Historically traded at higher P/E. Currently is about the median P/E of the last 10 years. Based on Peter Lynch chart below, one wouldn’t have opportunity to buy Coke stocks over the past 20 years.
Evidently, Buffett hasn’t made any changes to his Coke shares for many years. His purchase was in 1988.
Historically IBM stock prices fluctuated around the Peter Lynch Earnings Line. If it was above that (1999-2006), the stock would do poorly in the following years. If the prices were below Earnings Line, it would do well (2009-2011).
IBM appears to be fair valued at this point. Buffett bought most of his IBM shares in 2011, when the shares have similar valuation to where it is now. The current stock price should still be acceptable to him as he was still buying IBM last quarter. His average cost is about $172 a share. He is sitting on 18% profit with these shares.
American Express is now traded at all-time high. It is also about 30% above its Earnings Line. Buffett hasn’t traded this stock for a long time.
Historically PG is traded at higher than Peter Lynch Earnings Line. Currently it is about 10% higher. This is lower than the historical average. Warren Buffett has been selling P&G over the past years.
WMT appears to be fair valued as the stock price is almost overlapped with Peter Lynch Earnings Line. Warren Buffett bought more Wal-Mart during the past 6 months. His cost average is about $55 a share.
US Bank (USB):
Similar to Wells Fargo (WFC), USB stock prices have followed Peter Lynch Earnings Line very closely. It appears to be about 20% undervalued currently. This is confirmed by the recent addition of USB stocks. Over the last quarter Berkshire bought more at about $33.6 a share. Currently the stock is traded at around $35. . Berkshire owns 61 million shares with an average cost of about $27 a share.

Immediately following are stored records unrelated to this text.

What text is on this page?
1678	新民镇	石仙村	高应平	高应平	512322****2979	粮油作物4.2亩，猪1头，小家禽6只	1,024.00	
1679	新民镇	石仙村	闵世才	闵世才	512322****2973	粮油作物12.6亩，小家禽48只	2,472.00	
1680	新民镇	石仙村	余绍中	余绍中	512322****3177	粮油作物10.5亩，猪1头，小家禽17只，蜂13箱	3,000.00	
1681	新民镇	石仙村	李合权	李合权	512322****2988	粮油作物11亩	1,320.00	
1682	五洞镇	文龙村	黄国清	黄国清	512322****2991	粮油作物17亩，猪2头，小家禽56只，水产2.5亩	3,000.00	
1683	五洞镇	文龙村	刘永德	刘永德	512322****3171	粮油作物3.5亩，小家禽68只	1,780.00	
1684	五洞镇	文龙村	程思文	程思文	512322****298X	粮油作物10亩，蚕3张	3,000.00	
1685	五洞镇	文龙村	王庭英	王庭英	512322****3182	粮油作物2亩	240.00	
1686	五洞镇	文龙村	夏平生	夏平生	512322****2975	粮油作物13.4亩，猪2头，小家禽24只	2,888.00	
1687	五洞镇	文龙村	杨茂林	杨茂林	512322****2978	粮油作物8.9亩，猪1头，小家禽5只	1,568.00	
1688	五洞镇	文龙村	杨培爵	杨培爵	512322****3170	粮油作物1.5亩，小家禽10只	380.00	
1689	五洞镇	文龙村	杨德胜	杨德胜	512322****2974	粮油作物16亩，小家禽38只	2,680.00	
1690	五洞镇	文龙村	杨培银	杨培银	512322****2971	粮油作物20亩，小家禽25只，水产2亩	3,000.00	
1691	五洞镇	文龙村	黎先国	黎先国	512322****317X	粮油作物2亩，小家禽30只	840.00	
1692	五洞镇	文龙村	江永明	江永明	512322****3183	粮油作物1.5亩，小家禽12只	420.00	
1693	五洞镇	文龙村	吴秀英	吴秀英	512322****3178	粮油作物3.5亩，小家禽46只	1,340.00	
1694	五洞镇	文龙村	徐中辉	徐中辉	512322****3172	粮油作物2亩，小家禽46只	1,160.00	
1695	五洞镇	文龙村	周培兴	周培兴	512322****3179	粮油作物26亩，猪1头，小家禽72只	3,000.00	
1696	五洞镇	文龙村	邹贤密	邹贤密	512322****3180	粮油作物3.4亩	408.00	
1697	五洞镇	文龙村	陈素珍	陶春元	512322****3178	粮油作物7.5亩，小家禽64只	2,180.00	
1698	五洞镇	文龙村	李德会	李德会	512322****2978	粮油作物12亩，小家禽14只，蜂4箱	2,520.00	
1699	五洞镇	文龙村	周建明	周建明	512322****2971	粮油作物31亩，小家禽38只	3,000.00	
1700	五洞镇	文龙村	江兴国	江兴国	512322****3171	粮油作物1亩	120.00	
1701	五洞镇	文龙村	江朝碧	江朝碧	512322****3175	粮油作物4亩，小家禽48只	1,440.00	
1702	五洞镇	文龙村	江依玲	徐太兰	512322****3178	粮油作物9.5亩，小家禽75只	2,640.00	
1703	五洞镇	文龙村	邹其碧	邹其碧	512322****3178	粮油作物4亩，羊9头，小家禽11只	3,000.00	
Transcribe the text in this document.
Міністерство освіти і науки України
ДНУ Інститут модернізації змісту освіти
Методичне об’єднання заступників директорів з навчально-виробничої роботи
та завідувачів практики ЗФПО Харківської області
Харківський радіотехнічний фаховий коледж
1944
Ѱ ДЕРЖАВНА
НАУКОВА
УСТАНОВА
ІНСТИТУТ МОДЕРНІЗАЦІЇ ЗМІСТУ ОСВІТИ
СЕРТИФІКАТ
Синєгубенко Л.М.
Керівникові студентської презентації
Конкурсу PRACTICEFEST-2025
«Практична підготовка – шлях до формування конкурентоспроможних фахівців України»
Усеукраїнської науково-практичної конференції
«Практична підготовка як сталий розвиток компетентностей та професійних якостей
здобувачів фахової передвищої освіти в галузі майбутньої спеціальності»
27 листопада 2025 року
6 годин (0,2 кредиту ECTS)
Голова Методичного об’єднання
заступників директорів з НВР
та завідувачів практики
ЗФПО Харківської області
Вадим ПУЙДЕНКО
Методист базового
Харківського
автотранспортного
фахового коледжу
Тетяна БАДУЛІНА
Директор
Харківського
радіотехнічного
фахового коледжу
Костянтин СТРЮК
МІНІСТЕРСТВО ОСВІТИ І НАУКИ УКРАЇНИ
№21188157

We have applied Peter Lynch’s valuation technique into Warren Buffett’s top seven holdings. Among these seven stocks, Wells Fargo appears to be most undervalued. It is also the stocks that Warren Buffett bought the most over the last quarter. IBM and Wal-Mart, USB are fair valued and Buffett added to these positions too in the first quarter of 2013.
Coca, American Express, and P&G are overvalued, according to Peter Lynch chart. Buffett did not buy any of them lately. He is selling P&G.
We do not know how Warren Buffett made his purchase decisions. But surprisingly, Peter Lynch chart seems to work very well for him. He is buying only the stocks that are undervalued as measured by Peter Lynch chart and not the others.
Maybe we shouldn’t be surprised. Both Warren Buffett and Peter Lynch are among the greatest investors. They may think well alike.